Comment bien entretenir les roues de son vélo

Marcel Queheile, connu sous le nom de Diable Rouge, est l’un des vainqueurs d’étape du Tour de France dans les premières années de la compétition.

Les 183 coureurs ont traversé le village de Sauguis-Saint-Etienne, sous l’encouragement de leurs fans. Il n’a suffi quelques minutes pour que le peloton  se lance dans cette ascension dans les Pyrénées. Marcel Queheille, amusé, confiait qu’il ne reconnaissait pas un seul coureur, les visages étant cachés derrière les casques et les lunettes.

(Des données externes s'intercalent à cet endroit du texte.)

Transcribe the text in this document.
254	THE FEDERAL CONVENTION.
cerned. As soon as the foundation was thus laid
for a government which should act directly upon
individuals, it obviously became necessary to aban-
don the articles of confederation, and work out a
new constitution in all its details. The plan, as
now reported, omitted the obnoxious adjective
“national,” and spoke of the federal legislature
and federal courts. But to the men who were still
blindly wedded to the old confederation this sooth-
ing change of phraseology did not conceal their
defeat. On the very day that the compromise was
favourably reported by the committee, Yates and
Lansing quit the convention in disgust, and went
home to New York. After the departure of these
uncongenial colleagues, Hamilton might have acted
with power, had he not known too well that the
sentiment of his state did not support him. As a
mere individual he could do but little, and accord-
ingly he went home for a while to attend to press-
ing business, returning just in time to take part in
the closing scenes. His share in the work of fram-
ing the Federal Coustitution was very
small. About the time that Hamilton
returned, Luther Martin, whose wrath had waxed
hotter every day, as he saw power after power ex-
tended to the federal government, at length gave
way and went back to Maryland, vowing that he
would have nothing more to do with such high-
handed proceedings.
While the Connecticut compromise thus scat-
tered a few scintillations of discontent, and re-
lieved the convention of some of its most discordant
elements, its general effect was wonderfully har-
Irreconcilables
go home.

Pour Marcel, c’était l’occasion de se plonger à nouveau dans cet univers du Tour de France, même pour quelques instants, mais cette fois-ci du côté des spectateurs. Sans le savoir, les coureurs ont été encouragés par celui dont ils ignorent l’existence, mais qui a déjà été vainqueur d’étape en 1959, l’une des plus anciennes éditions de la compétition. A cette époque, c’était à Bayonne que Marcel avait remporté la victoire en se plaçant loin devant ses adversaires. La majorité des cyclistes qui avaient couru aux côtés de Marcel ne sont plus parmi nous, mais à 85 ans et 6000km de parcours à vélo par an, le Diable Rouge n’est pas prêt de nous quitter. Son épouse ne cache pourtant pas son inquiétude lorsqu’ il monte en selle et parcourt des kilomètres, sous le soleil, sans approvisionnement ni casque.

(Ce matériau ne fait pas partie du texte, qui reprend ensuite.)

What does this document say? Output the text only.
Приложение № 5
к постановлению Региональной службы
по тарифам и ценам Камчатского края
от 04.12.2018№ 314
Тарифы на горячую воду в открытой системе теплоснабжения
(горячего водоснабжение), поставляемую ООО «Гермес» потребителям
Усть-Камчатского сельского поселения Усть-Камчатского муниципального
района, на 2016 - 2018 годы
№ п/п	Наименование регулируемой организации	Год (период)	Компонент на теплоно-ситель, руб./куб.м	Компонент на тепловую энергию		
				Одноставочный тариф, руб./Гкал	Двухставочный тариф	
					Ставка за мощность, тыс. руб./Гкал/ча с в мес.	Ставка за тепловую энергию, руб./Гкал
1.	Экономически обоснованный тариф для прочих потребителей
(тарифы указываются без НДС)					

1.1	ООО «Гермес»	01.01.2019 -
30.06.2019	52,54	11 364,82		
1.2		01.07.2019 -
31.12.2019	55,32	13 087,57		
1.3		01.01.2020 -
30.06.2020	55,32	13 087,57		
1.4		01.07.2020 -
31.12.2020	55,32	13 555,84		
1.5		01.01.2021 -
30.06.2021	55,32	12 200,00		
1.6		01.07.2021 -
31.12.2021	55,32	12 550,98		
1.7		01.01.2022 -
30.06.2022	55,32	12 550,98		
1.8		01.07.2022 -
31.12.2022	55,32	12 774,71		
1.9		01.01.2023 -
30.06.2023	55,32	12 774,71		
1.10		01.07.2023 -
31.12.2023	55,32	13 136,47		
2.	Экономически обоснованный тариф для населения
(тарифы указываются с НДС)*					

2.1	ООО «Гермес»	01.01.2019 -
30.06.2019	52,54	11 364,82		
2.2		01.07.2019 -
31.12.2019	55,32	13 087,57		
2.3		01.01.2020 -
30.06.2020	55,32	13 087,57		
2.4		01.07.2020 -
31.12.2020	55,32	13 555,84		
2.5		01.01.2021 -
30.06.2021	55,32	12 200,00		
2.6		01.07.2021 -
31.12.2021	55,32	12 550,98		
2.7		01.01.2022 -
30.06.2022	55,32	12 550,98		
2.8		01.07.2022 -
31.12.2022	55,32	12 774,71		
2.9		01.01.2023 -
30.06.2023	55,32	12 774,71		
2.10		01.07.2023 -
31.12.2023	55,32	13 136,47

Le vélo ou le bistrot, Marcel a choisi

Le Diable Rouge l’avoue : la chaleur est son alliée. Dans sa période de  gloire, il pouvait parcourir 250 kilomètres avec un seul bidon d’eau sur son vélo. Il se rappelle encore du maillot qu’il portait et dont il ne voulait pas ôter le dossard. Même s’il mourrait de soif, il était bien élevé et ne pouvait se comparer aux italiens qui se mettaient pratiquement à ravager les bars durant la course. Si ses proches craignent pour lui en le voyant courir jusqu’à aujourd’hui sous une chaleur intense, le Diable rouge ne craint vraiment pas de mourir là il a brillé. Il plaisante d’ailleurs en disant que cela aurait plus d’allure que de perdre la vie après être tombé dans les escaliers. La famille de Marcel ne cesse de le dissuader, mais en vain, face à l’entêtement de celui qu’on prenait pour un fou étant gamin.  D’ailleurs, dans son enfance, le vélo était considéré comme un sport de voyous et c’est de là que tient le surnom de l’ancien coureur qui portait un maillot rouge.

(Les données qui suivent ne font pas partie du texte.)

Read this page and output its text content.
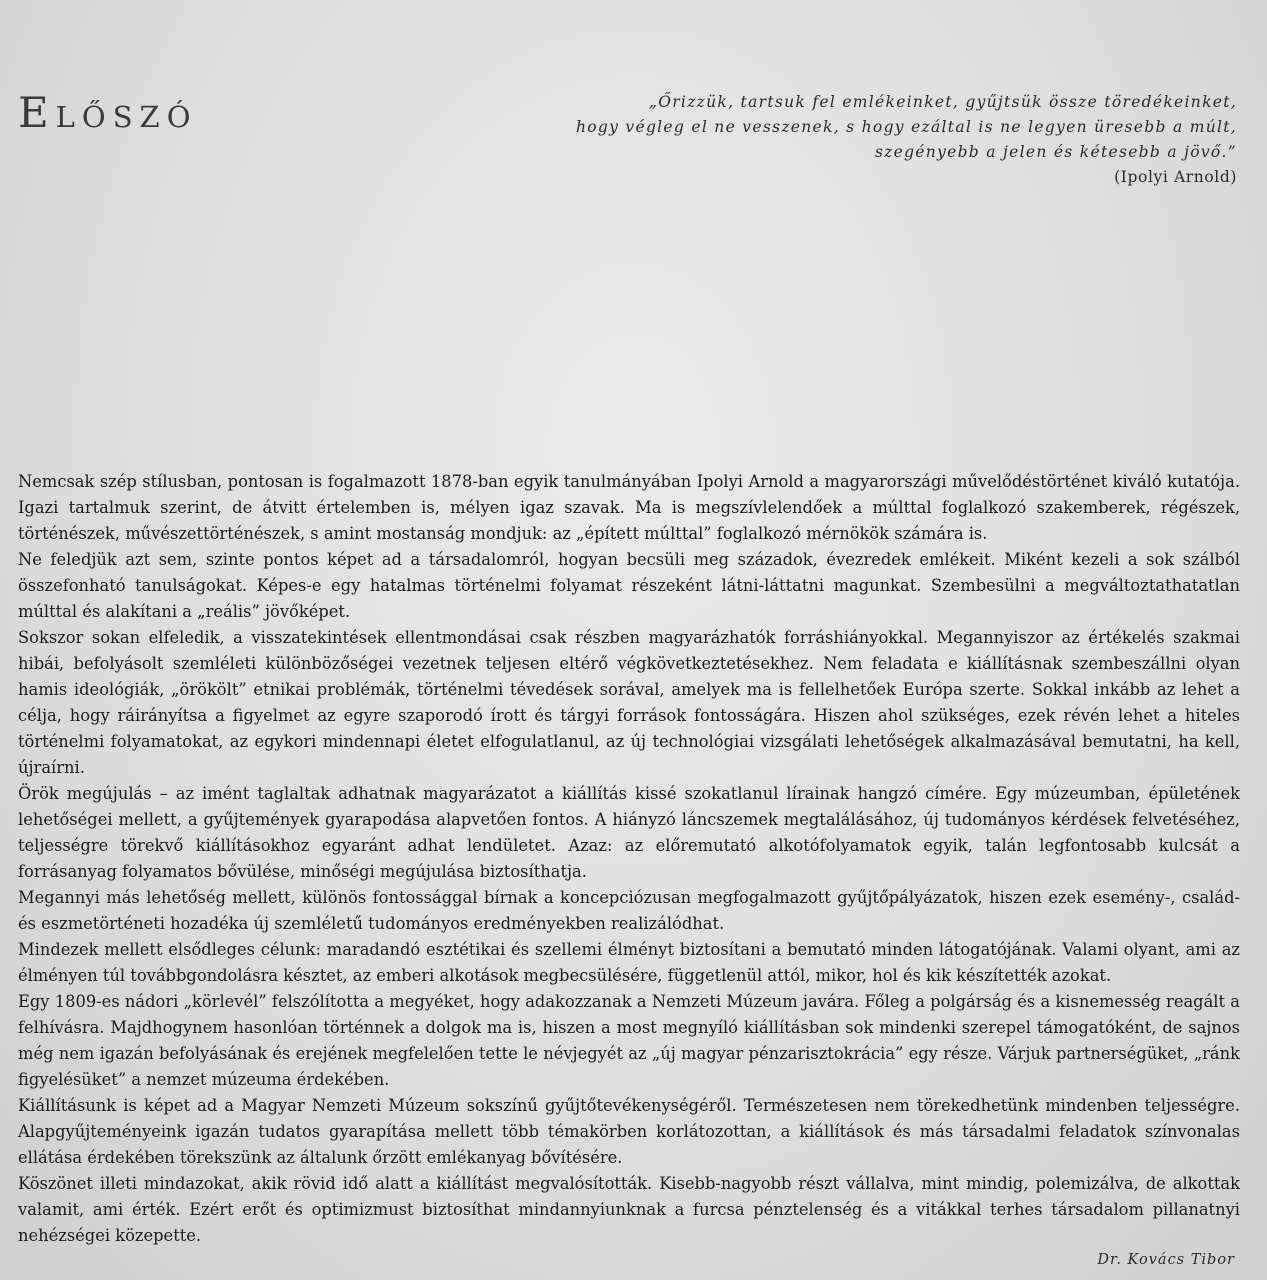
Előszó	„Őrizzük, tartsuk fel emlékeinket, gyűjtsük össze töredékeinket,

hogy végleg el ne vesszenek, s hogy ezáltal is ne legyen üresebb a múlt,

szegényebb a jelen és kétesebb a jövő.”

(Ipolyi Arnold)

Nemcsak szép stílusban, pontosan is fogalmazott 1878-ban egyik tanulmányában Ipolyi Arnold a magyarországi művelődéstörténet kiváló kutatója. Igazi tartalmuk szerint, de átvitt értelemben is, mélyen igaz szavak. Ma is megszívlelendőek a múlttal foglalkozó szakemberek, régészek, történészek, művészettörténészek, s amint mostanság mondjuk: az „épített múlttal” foglalkozó mérnökök számára is.

Ne feledjük azt sem, szinte pontos képet ad a társadalomról, hogyan becsüli meg századok, évezredek emlékeit. Miként kezeli a sok szálból összefonható tanulságokat. Képes-e egy hatalmas történelmi folyamat részeként látni-láttatni magunkat. Szembesülni a megváltoztathatatlan múlttal és alakítani a „reális” jövőképet.

Sokszor sokan elfeledik, a visszatekintések ellentmondásai csak részben magyarázhatók forráshiányokkal. Megannyiszor az értékelés szakmai hibái, befolyásolt szemléleti különbözőségei vezetnek teljesen eltérő végkövetkeztetésekhez. Nem feladata e kiállításnak szembeszállni olyan hamis ideológiák, „örökölt” etnikai problémák, történelmi tévedések sorával, amelyek ma is fellelhetőek Európa szerte. Sokkal inkább az lehet a célja, hogy ráirányítsa a figyelmet az egyre szaporodó írott és tárgyi források fontosságára. Hiszen ahol szükséges, ezek révén lehet a hiteles történelmi folyamatokat, az egykori mindennapi életet elfogulatlanul, az új technológiai vizsgálati lehetőségek alkalmazásával bemutatni, ha kell, újraírni.

Örök megújulás – az imént taglaltak adhatnak magyarázatot a kiállítás kissé szokatlanul lírainak hangzó címére. Egy múzeumban, épületének lehetőségei mellett, a gyűjtemények gyarapodása alapvetően fontos. A hiányzó láncszemek megtalálásához, új tudományos kérdések felvetéséhez, teljességre törekvő kiállításokhoz egyaránt adhat lendületet. Azaz: az előremutató alkotófolyamatok egyik, talán legfontosabb kulcsát a forrásanyag folyamatos bővülése, minőségi megújulása biztosíthatja.

Megannyi más lehetőség mellett, különös fontossággal bírnak a koncepciózusan megfogalmazott gyűjtőpályázatok, hiszen ezek esemény-, család- és eszmetörténeti hozadéka új szemléletű tudományos eredményekben realizálódhat.

Mindezek mellett elsődleges célunk: maradandó esztétikai és szellemi élményt biztosítani a bemutató minden látogatójának. Valami olyant, ami az élményen túl továbbgondolásra késztet, az emberi alkotások megbecsülésére, függetlenül attól, mikor, hol és kik készítették azokat.

Egy 1809-es nádori „körlevél” felszólította a megyéket, hogy adakozzanak a Nemzeti Múzeum javára. Főleg a polgárság és a kisnemesség reagált a felhívásra. Majdhogynem hasonlóan történnek a dolgok ma is, hiszen a most megnyíló kiállításban sok mindenki szerepel támogatóként, de sajnos még nem igazán befolyásának és erejének megfelelően tette le névjegyét az „új magyar pénzarisztokrácia” egy része. Várjuk partnerségüket, „ránk figyelésüket” a nemzet múzeuma érdekében.

Kiállításunk is képet ad a Magyar Nemzeti Múzeum sokszínű gyűjtőtevékenységéről. Természetesen nem törekedhetünk mindenben teljességre. Alapgyűjteményeink igazán tudatos gyarapítása mellett több témakörben korlátozottan, a kiállítások és más társadalmi feladatok színvonalas ellátása érdekében törekszünk az általunk őrzött emlékanyag bővítésére.

Köszönet illeti mindazokat, akik rövid idő alatt a kiállítást megvalósították. Kisebb-nagyobb részt vállalva, mint mindig, polemizálva, de alkottak valamit, ami érték. Ezért erőt és optimizmust biztosíthat mindannyiunknak a furcsa pénztelenség és a vitákkal terhes társadalom pillanatnyi nehézségei közepette.

Dr. Kovács Tibor
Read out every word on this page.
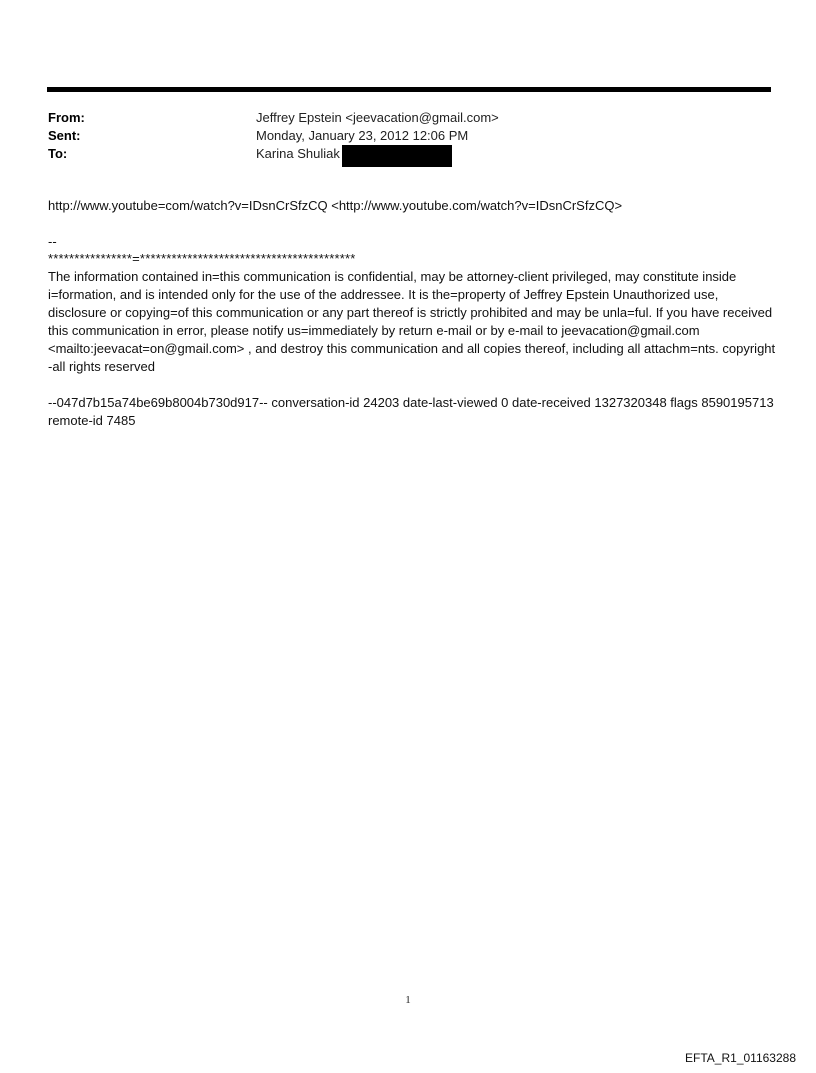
From:	Jeffrey Epstein <jeevacation@gmail.com>
Sent:	Monday, January 23, 2012 12:06 PM
To:	Karina Shuliak
http://www.youtube=com/watch?v=IDsnCrSfzCQ <http://www.youtube.com/watch?v=IDsnCrSfzCQ>
--
****************=*****************************************
The information contained in=this communication is confidential, may be attorney-client privileged, may constitute inside i=formation, and is intended only for the use of the addressee. It is the=property of Jeffrey Epstein Unauthorized use, disclosure or copying=of this communication or any part thereof is strictly prohibited and may be unla=ful. If you have received this communication in error, please notify us=immediately by return e-mail or by e-mail to jeevacation@gmail.com <mailto:jeevacat=on@gmail.com> , and destroy this communication and all copies thereof, including all attachm=nts. copyright -all rights reserved
--047d7b15a74be69b8004b730d917-- conversation-id 24203 date-last-viewed 0 date-received 1327320348 flags 8590195713 remote-id 7485
1
EFTA_R1_01163288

A l’époque, l’apprenti charpentier ambitionnait de devenir boxeur mais tout a basculé lorsqu’il a  découvert Fausto Coppi en première page d’un “Miroir des sports” oublié chez son coiffeur. Celui-ci devint d’ailleurs l’idole de Marcel, qui continue de rêver d’un pèlerinage à Castellania, le gîte du vainqueur italien. Il se souvient encore du moment où il courait aux côtés de Coppi au critérium de Sainte-Foy-la-Grande sans le savoir.  A l’époque, même s’il n’y avait pas de podium, Coppi a fini en tête et lui en troisième position. Il n’a appris qu’il courait avec son idole que le lendemain, lorsqu’il a ouvert le journal.